The logic of separation tells us that we are isolated individuals, responsible for our own success or failure. It fragments our understanding of trauma, framing it as an individual problem rather than a relational or systemic issue. This view prevents us from addressing the true sources of harm: the disconnections created by colonial modernity.

For example, the trauma of land dispossession among Indigenous peoples is not just about losing physical space; it is about the severing of relationships with land, ancestors, and cultural practices. Similarly, intergenerational trauma in Black communities cannot be understood without recognizing the historical and systemic violence of enslavement and structural racism.

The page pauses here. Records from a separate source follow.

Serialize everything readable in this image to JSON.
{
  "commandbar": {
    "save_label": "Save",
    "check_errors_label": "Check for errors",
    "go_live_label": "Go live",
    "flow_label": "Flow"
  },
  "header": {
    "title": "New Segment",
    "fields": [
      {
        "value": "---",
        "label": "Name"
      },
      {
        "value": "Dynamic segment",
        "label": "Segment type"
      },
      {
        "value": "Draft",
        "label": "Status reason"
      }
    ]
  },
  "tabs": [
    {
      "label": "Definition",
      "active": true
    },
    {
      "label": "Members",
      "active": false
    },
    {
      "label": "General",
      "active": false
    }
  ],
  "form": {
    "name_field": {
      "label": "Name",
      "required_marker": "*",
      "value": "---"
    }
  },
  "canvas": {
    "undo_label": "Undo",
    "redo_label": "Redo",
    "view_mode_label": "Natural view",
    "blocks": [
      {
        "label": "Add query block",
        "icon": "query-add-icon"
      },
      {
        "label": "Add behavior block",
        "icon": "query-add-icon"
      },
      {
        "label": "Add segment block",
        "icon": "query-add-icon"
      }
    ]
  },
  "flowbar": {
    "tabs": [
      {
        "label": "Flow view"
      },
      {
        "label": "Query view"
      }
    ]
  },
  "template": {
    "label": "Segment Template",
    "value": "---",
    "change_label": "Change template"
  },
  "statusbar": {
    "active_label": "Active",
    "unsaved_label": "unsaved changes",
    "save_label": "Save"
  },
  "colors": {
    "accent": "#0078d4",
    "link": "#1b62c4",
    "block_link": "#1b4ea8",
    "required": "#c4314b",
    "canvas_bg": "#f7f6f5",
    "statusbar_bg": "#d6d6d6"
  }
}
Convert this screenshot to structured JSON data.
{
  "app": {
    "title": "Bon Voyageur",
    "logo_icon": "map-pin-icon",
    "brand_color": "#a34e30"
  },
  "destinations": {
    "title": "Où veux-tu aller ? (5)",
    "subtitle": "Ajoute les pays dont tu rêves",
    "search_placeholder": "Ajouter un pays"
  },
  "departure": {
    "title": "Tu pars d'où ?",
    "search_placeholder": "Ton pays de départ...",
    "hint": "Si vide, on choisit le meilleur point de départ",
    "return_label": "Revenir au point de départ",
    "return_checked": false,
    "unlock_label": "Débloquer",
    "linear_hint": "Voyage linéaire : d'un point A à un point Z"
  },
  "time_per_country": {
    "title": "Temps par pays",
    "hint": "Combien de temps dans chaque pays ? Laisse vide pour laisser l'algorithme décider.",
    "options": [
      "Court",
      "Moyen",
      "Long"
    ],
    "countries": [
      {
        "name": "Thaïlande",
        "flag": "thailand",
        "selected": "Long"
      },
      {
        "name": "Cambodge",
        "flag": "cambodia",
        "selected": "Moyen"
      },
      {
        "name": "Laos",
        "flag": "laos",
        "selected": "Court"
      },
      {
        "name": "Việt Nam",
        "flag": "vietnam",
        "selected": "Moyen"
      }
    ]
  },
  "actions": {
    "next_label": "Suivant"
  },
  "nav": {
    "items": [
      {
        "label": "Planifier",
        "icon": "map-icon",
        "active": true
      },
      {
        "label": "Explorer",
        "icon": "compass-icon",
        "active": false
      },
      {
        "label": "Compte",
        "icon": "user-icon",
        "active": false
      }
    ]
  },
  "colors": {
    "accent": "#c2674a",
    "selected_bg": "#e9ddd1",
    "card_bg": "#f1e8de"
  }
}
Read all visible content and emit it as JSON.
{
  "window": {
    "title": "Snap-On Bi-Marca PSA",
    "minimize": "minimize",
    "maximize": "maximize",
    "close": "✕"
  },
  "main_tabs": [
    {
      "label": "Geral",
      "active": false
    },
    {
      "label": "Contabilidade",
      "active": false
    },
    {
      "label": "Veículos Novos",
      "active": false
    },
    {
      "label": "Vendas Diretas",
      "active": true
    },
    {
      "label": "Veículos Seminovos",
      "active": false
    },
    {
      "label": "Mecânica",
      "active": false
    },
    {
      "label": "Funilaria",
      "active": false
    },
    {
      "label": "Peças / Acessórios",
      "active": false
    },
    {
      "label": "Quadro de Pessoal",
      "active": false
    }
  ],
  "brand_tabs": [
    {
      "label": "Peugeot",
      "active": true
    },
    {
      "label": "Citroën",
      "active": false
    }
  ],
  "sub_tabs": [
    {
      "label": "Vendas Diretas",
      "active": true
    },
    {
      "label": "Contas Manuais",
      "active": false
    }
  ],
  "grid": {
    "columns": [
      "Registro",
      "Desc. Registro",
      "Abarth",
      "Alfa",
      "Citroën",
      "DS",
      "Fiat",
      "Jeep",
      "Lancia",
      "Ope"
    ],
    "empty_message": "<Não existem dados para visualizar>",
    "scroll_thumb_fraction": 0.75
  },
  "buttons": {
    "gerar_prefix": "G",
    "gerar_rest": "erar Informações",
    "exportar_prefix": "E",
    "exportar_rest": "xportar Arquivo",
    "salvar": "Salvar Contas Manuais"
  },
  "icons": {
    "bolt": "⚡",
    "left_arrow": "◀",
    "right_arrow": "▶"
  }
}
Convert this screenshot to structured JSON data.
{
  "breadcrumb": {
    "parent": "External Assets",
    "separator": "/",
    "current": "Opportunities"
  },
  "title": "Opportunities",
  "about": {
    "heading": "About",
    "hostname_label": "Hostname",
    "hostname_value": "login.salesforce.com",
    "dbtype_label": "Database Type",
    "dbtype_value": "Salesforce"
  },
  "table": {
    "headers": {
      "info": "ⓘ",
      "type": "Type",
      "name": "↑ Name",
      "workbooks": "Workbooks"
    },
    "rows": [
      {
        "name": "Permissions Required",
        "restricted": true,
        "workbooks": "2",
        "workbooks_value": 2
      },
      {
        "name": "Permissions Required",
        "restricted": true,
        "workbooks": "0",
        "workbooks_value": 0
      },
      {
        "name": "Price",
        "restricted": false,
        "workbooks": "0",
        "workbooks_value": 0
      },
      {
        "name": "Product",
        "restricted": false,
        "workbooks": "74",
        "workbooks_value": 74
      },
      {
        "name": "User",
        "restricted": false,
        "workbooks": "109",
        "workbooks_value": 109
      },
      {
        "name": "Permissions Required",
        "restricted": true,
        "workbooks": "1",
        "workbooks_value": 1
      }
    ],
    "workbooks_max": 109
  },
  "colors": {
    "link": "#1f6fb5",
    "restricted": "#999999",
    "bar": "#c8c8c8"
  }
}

Reconnecting Through Relationality

To address the roots of trauma, we must challenge the logic of separation and embrace a relational worldview. Relationality teaches us that everything—people, ecosystems, histories—is interconnected. It reframes trauma not as an individual pathology but as a rupture in relationality. Healing, therefore, is not just about personal recovery; it is about restoring relationships and dismantling the systems that perpetuate harm.

This perspective asks us to reimagine how we engage with trauma. Instead of isolating ourselves or blaming individuals for their pain, we can focus on rebuilding connections—to ourselves, to our communities, and to the land. By rejecting the logic of separation, we can begin to unmake the systems that create trauma and imagine new ways of being.

An Invitation

What if healing meant more than personal recovery? What if it meant repairing the relationships that sustain life—relationships disrupted by colonial modernity and the logic of separation? How might we change our understanding of trauma if we saw it not as an individual wound, but as a collective call to reconnect?

The roots of trauma run deep, but so do the possibilities for healing. Together, we can challenge the systems of separation, embrace relational ways of being, and co-create a world where trauma is no longer a cycle but an opportunity for transformation. Let’s begin this journey—together.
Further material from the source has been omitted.